Merekapun berpamitan. Malam ini rencananya Vio berniat menginap di markas karena barang-barangnya tinggal disana dan ini juga sudah sangat malam. Ya you know lah Jakarta pada malam hari sangat tidak bersahabat. Sesampai di markas, hanya ada Karin dan Eddy yang giliran piket malam ini.
"Kalian sudah kembali ? Mari lihat bersama video yang diambil tadi." ajak Karin begitu Aldo dan Vio sudah di markas.
"Sejauh ini belum ada yang mencurigakan sih." ujar Aldo berkomentar.

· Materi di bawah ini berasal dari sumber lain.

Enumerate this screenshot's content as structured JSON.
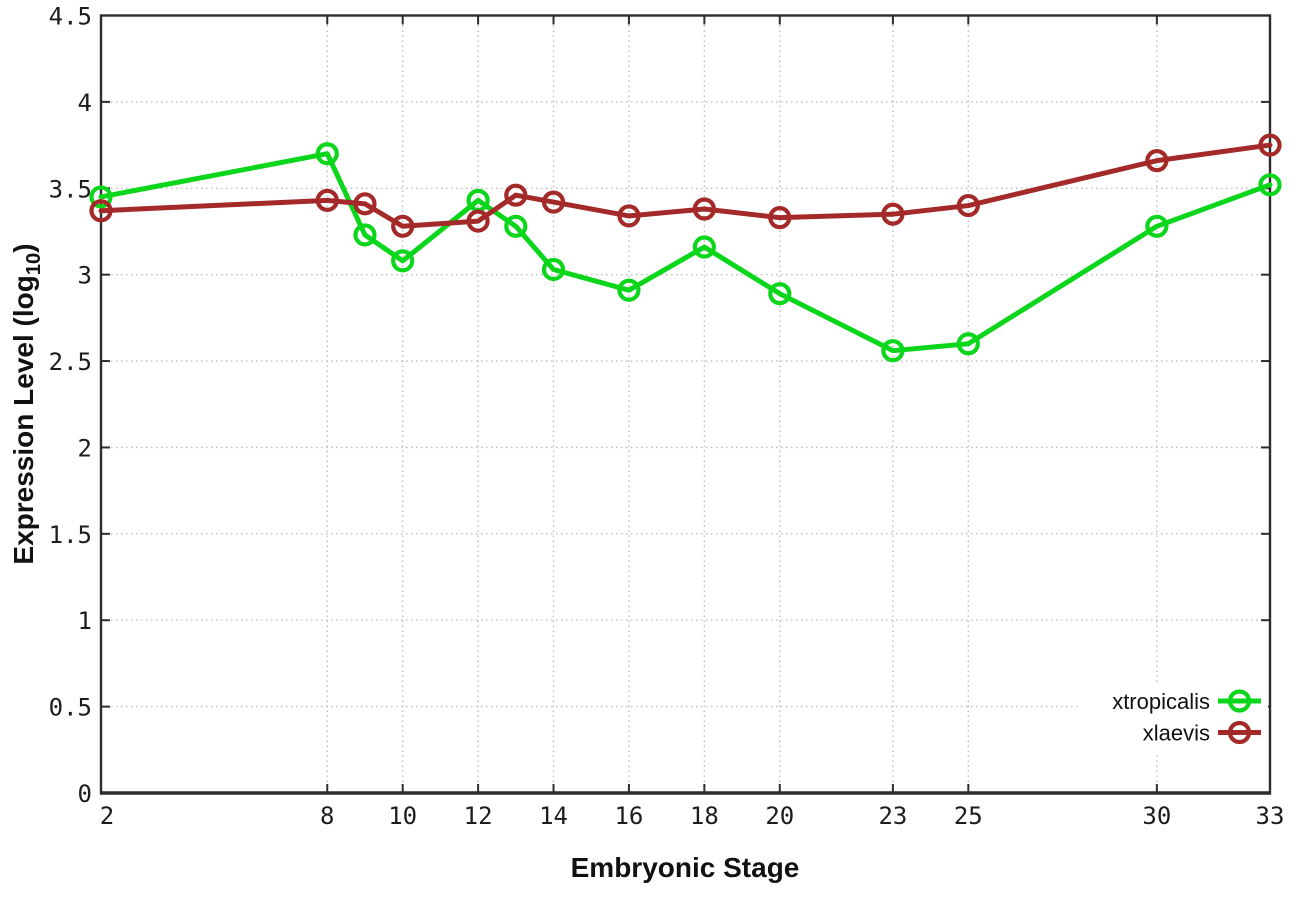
{
  "chart_data": {
    "type": "line",
    "title": "",
    "xlabel": "Embryonic Stage",
    "ylabel_parts": {
      "main": "Expression Level (log",
      "sub": "10",
      "close": ")"
    },
    "x": [
      2,
      8,
      9,
      10,
      12,
      13,
      14,
      16,
      18,
      20,
      23,
      25,
      30,
      33
    ],
    "series": [
      {
        "name": "xtropicalis",
        "color": "#0bd61c",
        "values": [
          3.45,
          3.7,
          3.23,
          3.08,
          3.43,
          3.28,
          3.03,
          2.91,
          3.16,
          2.89,
          2.56,
          2.6,
          3.28,
          3.52
        ]
      },
      {
        "name": "xlaevis",
        "color": "#a42a2a",
        "values": [
          3.37,
          3.43,
          3.41,
          3.28,
          3.31,
          3.46,
          3.42,
          3.34,
          3.38,
          3.33,
          3.35,
          3.4,
          3.66,
          3.75
        ]
      }
    ],
    "xlim": [
      2,
      33
    ],
    "ylim": [
      0,
      4.5
    ],
    "xticks": {
      "values": [
        2,
        8,
        10,
        12,
        14,
        16,
        18,
        20,
        23,
        25,
        30,
        33
      ],
      "labels": [
        "2",
        "8",
        "10",
        "12",
        "14",
        "16",
        "18",
        "20",
        "23",
        "25",
        "30",
        "33"
      ]
    },
    "yticks": {
      "values": [
        0,
        0.5,
        1,
        1.5,
        2,
        2.5,
        3,
        3.5,
        4,
        4.5
      ],
      "labels": [
        "0",
        "0.5",
        "1",
        "1.5",
        "2",
        "2.5",
        "3",
        "3.5",
        "4",
        "4.5"
      ]
    },
    "grid": true,
    "legend_position": "bottom-right",
    "colors": {
      "background": "#ffffff",
      "border": "#2d2d2d",
      "grid": "#bdbdbd",
      "tick_text": "#1c1c1c"
    }
  }
}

"Eh eh itu siapa cowok ? Dia pegang pisau loh mau nusuk cewek itu dari belakang." timpal Eddy yang serius menonton.
"Kayaknya itu yang namanya Vallen. Loh Pak Tua gak tahu ? Anda lagi dimana sih waktu itu ?" omel Vio pada Aldo.
"Ohh ini kayaknya waktu aku ke toilet sebentar terus cam nya masih tetap hidup." jawab Aldo enteng. Mereka terkejut melihat adegan Vallen ingin menusuk Vina dari belakang namun saat itu Vina kaget dan jidatnya kejedot lemari kayu disampingnya.

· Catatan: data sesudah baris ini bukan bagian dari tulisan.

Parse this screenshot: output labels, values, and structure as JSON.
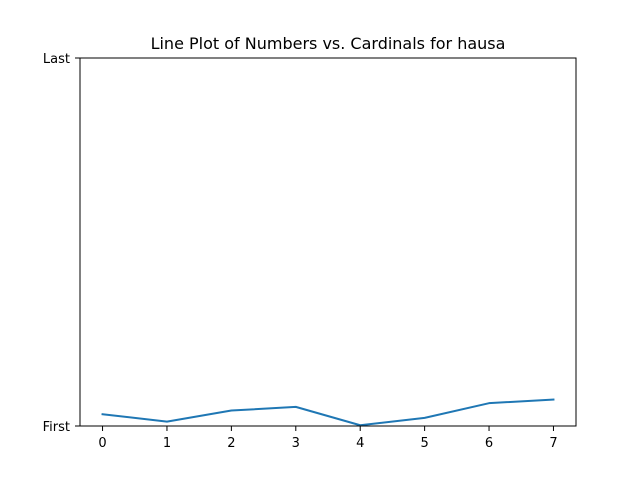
{
  "chart_data": {
    "type": "line",
    "title": "Line Plot of Numbers vs. Cardinals for hausa",
    "xlabel": "",
    "ylabel": "",
    "x": [
      0,
      1,
      2,
      3,
      4,
      5,
      6,
      7
    ],
    "x_ticks": [
      "0",
      "1",
      "2",
      "3",
      "4",
      "5",
      "6",
      "7"
    ],
    "y_ticks": [
      "First",
      "Last"
    ],
    "xlim": [
      -0.35,
      7.35
    ],
    "ylim": [
      0,
      100
    ],
    "series": [
      {
        "color": "#1f77b4",
        "values": [
          3.2,
          1.2,
          4.2,
          5.2,
          0.2,
          2.2,
          6.2,
          7.2
        ]
      }
    ],
    "grid": false
  }
}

"Eiy eiy sudah ributnya. Besok pagi kalian harus menangkap si Vallen itu biar diproses di kantor." Karin menyarankan besok pagi Aldo dan Vio harus menggerebek Vallen dan membawanya ke kantor polisi setempat agar bisa diperiksa lebih lanjut.
...*****...
Besok pagi Aldo dan Vio sudah jalan menuju rumah Vallen untuk menangkapnya, namun saat sampai di depan rumahnya ia melihat Vallen sedang menghajar bapak tua.
"Berhenti ! Kau gila ya menghajar orang yang sudah tua begini." bentak Aldo sambil memborgol tangan Vallen.
"Lepaskan aku ! Aku tidak bersalah ! Bukan aku pembunuhnya." lawan Vallen meronta-ronta.
"Kamu bisa menjelaskan di kantor nanti. Sekarang mereka akan membawamu dulu. Awas kalau kamu coba kabur." tegas Vio. Vallen pun dibawa oleh beberapa anggota polisi yang menyusul Vio dan Aldo. Aldo menyelamatkan bapak itu yang ternyata adalah Pak Agus.
"Loh Pak Agus ?" tanya mereka bersamaan.
Mereka membawa Pak Agus ke tempat yang lebih nyaman untuk berbicara. Pak Agus pun menceritakan kronologi detilnya.
"Bapak gak apa-apa ? Dasar Vallen kurang ajar." gerutu Vio kesal.
"Untung kalian datang kalau tidak mungkin aku akan dibunuh oleh dia." jawab Pak Agus lega.
"Tolong ceritakan yang sebenarnya Pak." pinta Vio memelas.
"Dia memaksa saya mengaku sebagai pembunuh istri saya sendiri. Aku tidak mau melakukan itu dan hanya menyakiti anak-anak." jelas Pak Agus sedih.
"Bapak tahu alasan dia membunuh istri anda ?" tanya Aldo lagi.
"Dia itu gila, tidak waras. Ada yang bilang dia psikopat juga." jawab Pak Agus takut.
Setelah mendengar penjelasan Pak Agus, mereka mulai paham dengan situasinya. Mereka segera kembali ke markas untuk membuat laporan kepada Kombes.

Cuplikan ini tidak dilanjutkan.